Time-course measurements of caffeine and its metabolites extracted from fingertips after coffee intake: a preliminary study for the detection of drugs from fingerprints.

The aim of this study was to determine whether an ingested drug and its metabolites could be detected in the subject's fingerprints. Caffeine (CF) was chosen as the model drug. Three healthy subjects were asked to consume a cup of coffee (ca. 100 mL) containing 80 micro micro mg CF as the total dose, which is the normal amount in one cup of coffee.
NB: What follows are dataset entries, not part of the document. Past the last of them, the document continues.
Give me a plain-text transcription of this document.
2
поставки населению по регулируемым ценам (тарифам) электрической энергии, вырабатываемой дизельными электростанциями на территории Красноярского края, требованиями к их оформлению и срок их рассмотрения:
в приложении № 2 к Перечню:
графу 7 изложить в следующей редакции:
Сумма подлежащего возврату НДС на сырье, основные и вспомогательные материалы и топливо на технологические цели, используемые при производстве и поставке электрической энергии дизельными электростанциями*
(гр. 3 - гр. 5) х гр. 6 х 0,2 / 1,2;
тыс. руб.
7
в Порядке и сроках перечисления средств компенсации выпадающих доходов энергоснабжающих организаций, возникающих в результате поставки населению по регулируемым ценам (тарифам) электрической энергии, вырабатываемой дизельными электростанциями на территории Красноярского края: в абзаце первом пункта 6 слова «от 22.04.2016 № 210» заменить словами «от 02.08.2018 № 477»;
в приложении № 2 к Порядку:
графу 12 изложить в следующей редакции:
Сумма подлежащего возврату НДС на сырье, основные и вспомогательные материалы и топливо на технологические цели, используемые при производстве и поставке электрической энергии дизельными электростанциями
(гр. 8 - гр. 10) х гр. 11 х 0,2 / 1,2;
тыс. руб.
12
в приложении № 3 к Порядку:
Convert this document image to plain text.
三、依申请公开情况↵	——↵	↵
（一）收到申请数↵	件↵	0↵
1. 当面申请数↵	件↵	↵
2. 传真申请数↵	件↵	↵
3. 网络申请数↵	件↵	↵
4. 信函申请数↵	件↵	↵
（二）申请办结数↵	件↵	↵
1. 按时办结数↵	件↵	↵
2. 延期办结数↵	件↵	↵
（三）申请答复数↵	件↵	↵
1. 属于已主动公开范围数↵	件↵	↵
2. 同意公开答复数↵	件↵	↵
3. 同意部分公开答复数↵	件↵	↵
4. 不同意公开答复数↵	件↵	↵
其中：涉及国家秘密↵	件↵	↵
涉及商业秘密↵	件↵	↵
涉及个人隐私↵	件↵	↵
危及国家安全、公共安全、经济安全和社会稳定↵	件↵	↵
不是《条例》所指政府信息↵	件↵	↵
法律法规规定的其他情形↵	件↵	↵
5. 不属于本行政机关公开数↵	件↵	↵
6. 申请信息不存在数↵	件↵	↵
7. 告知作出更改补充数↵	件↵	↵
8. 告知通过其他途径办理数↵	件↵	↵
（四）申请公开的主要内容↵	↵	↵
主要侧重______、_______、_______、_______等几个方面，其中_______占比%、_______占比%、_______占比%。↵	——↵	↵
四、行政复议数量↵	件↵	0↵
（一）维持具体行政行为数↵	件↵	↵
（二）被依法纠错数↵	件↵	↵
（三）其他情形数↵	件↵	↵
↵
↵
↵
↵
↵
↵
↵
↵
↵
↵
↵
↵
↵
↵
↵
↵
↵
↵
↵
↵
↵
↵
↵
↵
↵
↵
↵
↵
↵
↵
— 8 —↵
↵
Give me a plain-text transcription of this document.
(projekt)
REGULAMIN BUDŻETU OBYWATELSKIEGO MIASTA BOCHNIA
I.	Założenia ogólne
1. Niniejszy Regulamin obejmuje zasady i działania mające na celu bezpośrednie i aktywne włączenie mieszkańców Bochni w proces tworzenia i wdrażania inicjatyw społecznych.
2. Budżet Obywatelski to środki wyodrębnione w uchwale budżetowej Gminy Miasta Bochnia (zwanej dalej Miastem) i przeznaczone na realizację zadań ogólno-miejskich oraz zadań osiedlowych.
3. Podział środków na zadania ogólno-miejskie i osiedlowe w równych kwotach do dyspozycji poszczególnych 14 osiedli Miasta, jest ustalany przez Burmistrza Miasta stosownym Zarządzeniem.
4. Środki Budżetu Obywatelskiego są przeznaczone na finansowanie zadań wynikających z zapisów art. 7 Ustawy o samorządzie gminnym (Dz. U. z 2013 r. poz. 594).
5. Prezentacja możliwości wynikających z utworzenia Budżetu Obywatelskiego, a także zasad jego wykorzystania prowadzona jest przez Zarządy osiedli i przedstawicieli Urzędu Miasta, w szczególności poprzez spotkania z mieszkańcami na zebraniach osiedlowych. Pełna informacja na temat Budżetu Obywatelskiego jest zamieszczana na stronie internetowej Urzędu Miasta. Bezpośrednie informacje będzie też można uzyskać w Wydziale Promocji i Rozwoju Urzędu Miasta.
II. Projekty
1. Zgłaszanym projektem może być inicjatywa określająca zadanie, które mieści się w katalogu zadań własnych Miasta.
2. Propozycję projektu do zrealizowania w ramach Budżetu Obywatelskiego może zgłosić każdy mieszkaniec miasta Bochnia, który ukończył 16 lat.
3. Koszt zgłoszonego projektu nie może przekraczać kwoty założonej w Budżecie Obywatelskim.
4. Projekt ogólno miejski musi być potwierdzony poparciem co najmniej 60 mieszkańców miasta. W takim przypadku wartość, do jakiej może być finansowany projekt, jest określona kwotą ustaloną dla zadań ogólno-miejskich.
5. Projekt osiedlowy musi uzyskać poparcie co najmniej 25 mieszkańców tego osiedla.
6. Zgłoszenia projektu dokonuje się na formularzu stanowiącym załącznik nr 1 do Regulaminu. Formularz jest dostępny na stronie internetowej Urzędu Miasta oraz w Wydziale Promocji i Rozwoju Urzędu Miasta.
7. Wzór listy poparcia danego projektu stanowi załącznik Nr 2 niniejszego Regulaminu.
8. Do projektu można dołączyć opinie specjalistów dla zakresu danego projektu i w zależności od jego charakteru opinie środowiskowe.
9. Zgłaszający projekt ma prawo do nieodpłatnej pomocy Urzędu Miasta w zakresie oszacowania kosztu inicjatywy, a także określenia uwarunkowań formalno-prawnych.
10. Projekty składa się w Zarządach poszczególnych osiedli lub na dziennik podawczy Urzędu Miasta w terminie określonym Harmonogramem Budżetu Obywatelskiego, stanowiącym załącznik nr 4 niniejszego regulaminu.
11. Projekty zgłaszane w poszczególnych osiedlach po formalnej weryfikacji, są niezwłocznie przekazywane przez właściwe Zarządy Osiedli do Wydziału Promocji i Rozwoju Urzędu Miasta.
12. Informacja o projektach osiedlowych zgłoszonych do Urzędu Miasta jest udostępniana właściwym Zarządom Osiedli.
After washing hands with water to remove external contaminants, each subject pressed the index fingertip to a collecting matrix just before consuming the test cup of coffee, and then again pressed the index fingertip to the collecting matrix after 1, 3, 5, and 7 h. The time curve of the amounts of CF and its metabolites-theobromine (TB), paraxanthine (PX), and theophylline (TP)-in fingerprints and blood was determined using liquid chromatography/tandem mass spectrometry (LC/MS). A filter paper wetted with water (50 µL) was an efficient collecting matrix for extracting the analytes from the fingertip. With optimized sample preparation and LC/MS conditions, the total operating time, from taking the fingerprints to obtaining the analytical result, was approximately 10 min. The lower limits of quantification for CF, TB, PX, and TP were 0.5, 5, 0.5, and 5 ng/fingerprint, respectively. The amount of CF or PX determined in fingerprints obtained over 7 h after coffee intake was significantly greater than the amount determined in fingerprints taken before drinking coffee. Fingerprints were a more efficient source for drug testing than other biological samples, such as blood and sweat, because the procedures for sampling and extracting the drugs were simpler and took less time. The method could be used to prove drug intake in criminal investigations.